“Die Essenz des Blue-Note-Katalogs auf zwei CDs bündeln zu wollen, ist eine verrückte und höchst subjektive Aufgabe – in etwa so, als würde man versuchen, alle Gemälde des Louvre auf eine Briefmarke zu drucken”, schreibt Don Was in seinem Vorwort zur Compilation “Blue Spirits: 85 Years Of Blue Note Records”. “Auch wenn wahrscheinlich so ziemlich jeder in meiner Auswahl die eine oder andere Aufnahme schmerzlich vermissen wird, gibt es doch eine Sache, über die wir uns alle sicher einig sein können: Im Laufe der Jahre haben etliche der brillantesten Musikerinnen und Musiker aller Zeiten bei Blue Note Records veröffentlicht.
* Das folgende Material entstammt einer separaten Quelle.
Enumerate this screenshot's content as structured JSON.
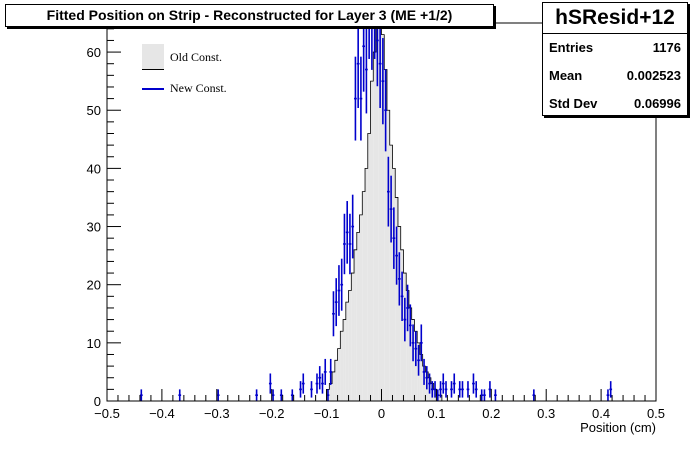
{
  "title": "Fitted Position on Strip - Reconstructed for Layer 3  (ME +1/2)",
  "stats": {
    "name": "hSResid+12",
    "rows": [
      {
        "label": "Entries",
        "value": "1176"
      },
      {
        "label": "Mean",
        "value": "0.002523"
      },
      {
        "label": "Std Dev",
        "value": "0.06996"
      }
    ]
  },
  "legend": [
    {
      "label": "Old Const.",
      "style": "fill",
      "color": "#e6e6e6"
    },
    {
      "label": "New Const.",
      "style": "line",
      "color": "#0000cc"
    }
  ],
  "chart_data": {
    "type": "bar",
    "xlabel": "Position (cm)",
    "ylabel": "",
    "xlim": [
      -0.5,
      0.5
    ],
    "ylim": [
      0,
      65
    ],
    "x_ticks": [
      "−0.5",
      "−0.4",
      "−0.3",
      "−0.2",
      "−0.1",
      "0",
      "0.1",
      "0.2",
      "0.3",
      "0.4",
      "0.5"
    ],
    "x_tick_values": [
      -0.5,
      -0.4,
      -0.3,
      -0.2,
      -0.1,
      0,
      0.1,
      0.2,
      0.3,
      0.4,
      0.5
    ],
    "y_ticks": [
      0,
      10,
      20,
      30,
      40,
      50,
      60
    ],
    "bin_width": 0.005,
    "series": [
      {
        "name": "Old Const.",
        "style": "filled-histogram",
        "color": "#e6e6e6",
        "x": [
          -0.1,
          -0.095,
          -0.09,
          -0.085,
          -0.08,
          -0.075,
          -0.07,
          -0.065,
          -0.06,
          -0.055,
          -0.05,
          -0.045,
          -0.04,
          -0.035,
          -0.03,
          -0.025,
          -0.02,
          -0.015,
          -0.01,
          -0.005,
          0,
          0.005,
          0.01,
          0.015,
          0.02,
          0.025,
          0.03,
          0.035,
          0.04,
          0.045,
          0.05,
          0.055,
          0.06,
          0.065,
          0.07,
          0.075,
          0.08,
          0.085,
          0.09,
          0.095,
          0.1,
          0.105
        ],
        "values": [
          2,
          3,
          5,
          7,
          9,
          12,
          14,
          17,
          19,
          22,
          26,
          29,
          32,
          36,
          40,
          46,
          55,
          60,
          66,
          66,
          63,
          57,
          50,
          44,
          40,
          35,
          30,
          26,
          22,
          19,
          16,
          14,
          12,
          10,
          8,
          6,
          5,
          4,
          3,
          2,
          1,
          1
        ]
      },
      {
        "name": "New Const.",
        "style": "step-with-errors",
        "color": "#0000cc",
        "x": [
          -0.44,
          -0.37,
          -0.3,
          -0.23,
          -0.205,
          -0.2,
          -0.185,
          -0.165,
          -0.15,
          -0.145,
          -0.13,
          -0.12,
          -0.115,
          -0.11,
          -0.105,
          -0.1,
          -0.095,
          -0.09,
          -0.085,
          -0.08,
          -0.075,
          -0.07,
          -0.065,
          -0.06,
          -0.055,
          -0.05,
          -0.045,
          -0.04,
          -0.035,
          -0.03,
          -0.025,
          -0.02,
          -0.015,
          -0.01,
          -0.005,
          0,
          0.005,
          0.01,
          0.015,
          0.02,
          0.025,
          0.03,
          0.035,
          0.04,
          0.045,
          0.05,
          0.055,
          0.06,
          0.065,
          0.07,
          0.075,
          0.08,
          0.085,
          0.09,
          0.095,
          0.1,
          0.105,
          0.11,
          0.115,
          0.125,
          0.13,
          0.14,
          0.145,
          0.155,
          0.165,
          0.17,
          0.18,
          0.185,
          0.195,
          0.205,
          0.275,
          0.41,
          0.415
        ],
        "values": [
          1,
          1,
          1,
          1,
          3,
          1,
          1,
          1,
          2,
          3,
          2,
          3,
          4,
          3,
          5,
          1,
          5,
          15,
          17,
          19,
          20,
          27,
          29,
          27,
          30,
          52,
          58,
          52,
          61,
          57,
          67,
          65,
          67,
          62,
          58,
          55,
          50,
          36,
          33,
          28,
          25,
          21,
          18,
          14,
          16,
          13,
          10,
          9,
          7,
          10,
          5,
          4,
          3,
          2,
          2,
          1,
          2,
          3,
          2,
          2,
          3,
          2,
          2,
          2,
          3,
          2,
          1,
          1,
          2,
          1,
          1,
          1,
          2
        ]
      }
    ]
  }
}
Die Schönheit und Bedeutung ihrer Musik kann einfach nicht geleugnet werden.”
Das Projekt “Blue Spirits” war ursprünglich nur für Universal Music Japan geplant, wird jetzt aber erfreulicherweise weltweit veröffentlicht, inklusive des ansonsten nur von japanischen Importen bekannten sogenannten „Obi-Strip“. Auf Japanisch bedeutet Obi in etwa “Gürtel” oder “Schärpe”. Bei Schallplatten und CDs werden in Japan auf den Obis alle Informationen untergebracht, die nicht auf dem Produkt selbst zu finden sind, z.B. Logos, Verkaufsargumente, Textübersetzungen, Katalognummern, Barcodes und ähnliches. Für Sammler japanischer Tonträger ist der Obi-Streifen fester Bestandteil des Produktes, fehlt er, sinkt der Sammlerwert deutlich.
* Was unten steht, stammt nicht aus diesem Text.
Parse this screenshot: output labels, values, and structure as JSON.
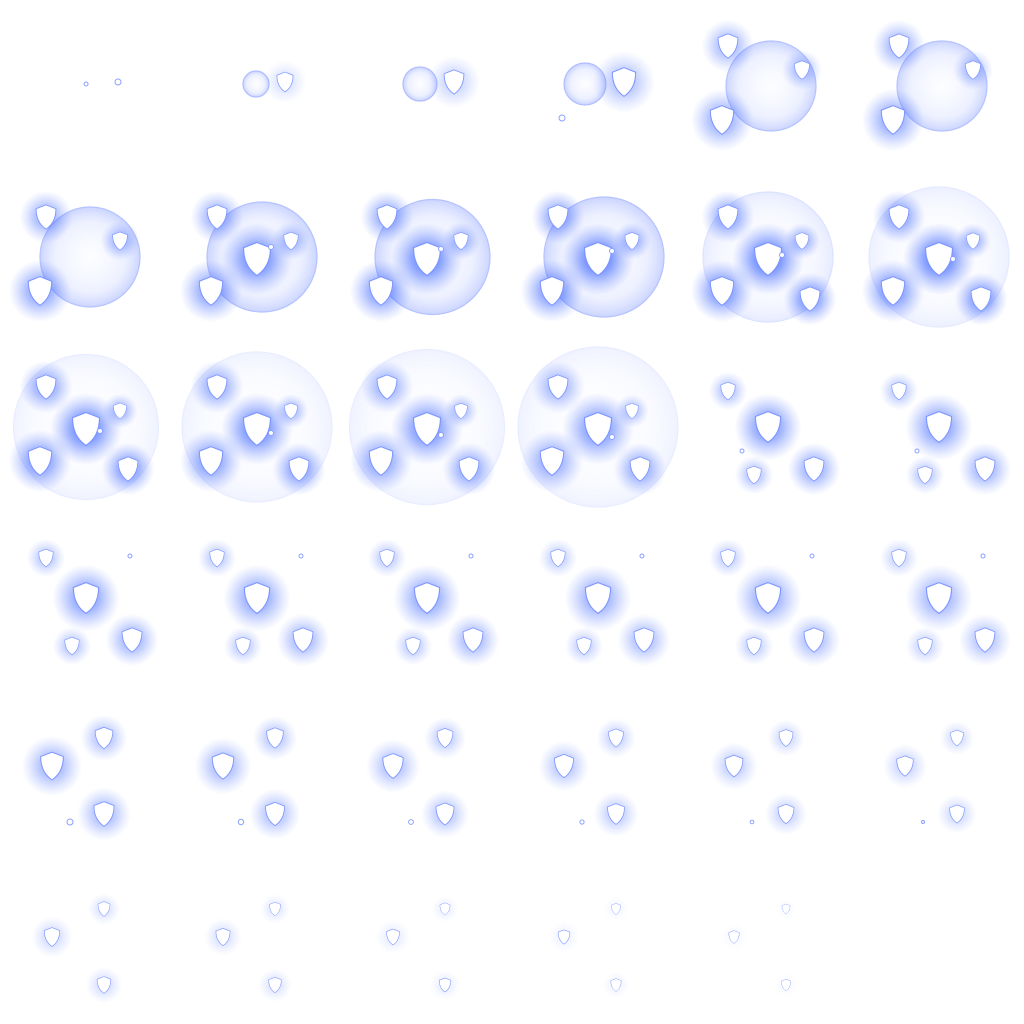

Aber natürlich soll es bei “Blue Spirits” nicht vornehmlich um den Obi, sondern um die von Don Was kompetent ausgewählten 24 Blue-Note-Tracks gehen. Seit 2012 ist Was, der als Musiker und Produzent selbst auf mehr als ein halbes Jahrhundert Erfahrung zurückblicken kann, bei Blue Note am Ruder. Schon als Teenager war er ein glühender Fan des Labels, das er heute mit viel Enthusiasmus und kreativer Ader erfolgreich leitet. Ihm ist es gelungen, den beiden CDs einen überzeugenden Flow zu geben. Die erste füllte er mit Aufnahmen von historischen Größen wie Thelonious Monk, Miles Davis, John Coltrane, Art Blakey & The Jazz Messengers, Wayne Shorter und Ornette Coleman, die zweite mit Einspielungen zeitgenössischer Künstler/innen wie Robert Glasper, Meshell Ndegeocello, Gregory Porter, Norah Jones, Cassandra Wilson, Charles Lloyd, Bill Frisell und Nduduzo Makhathini. Dass sich Don Was bei seiner persönlichen Auswahl einige überraschende Freiheiten herausgenommen hat, ist selbstredend. Schließlich konnte es ihm auch nur so glücken, den freien Geist von 85 Jahren Blue Note einzufangen.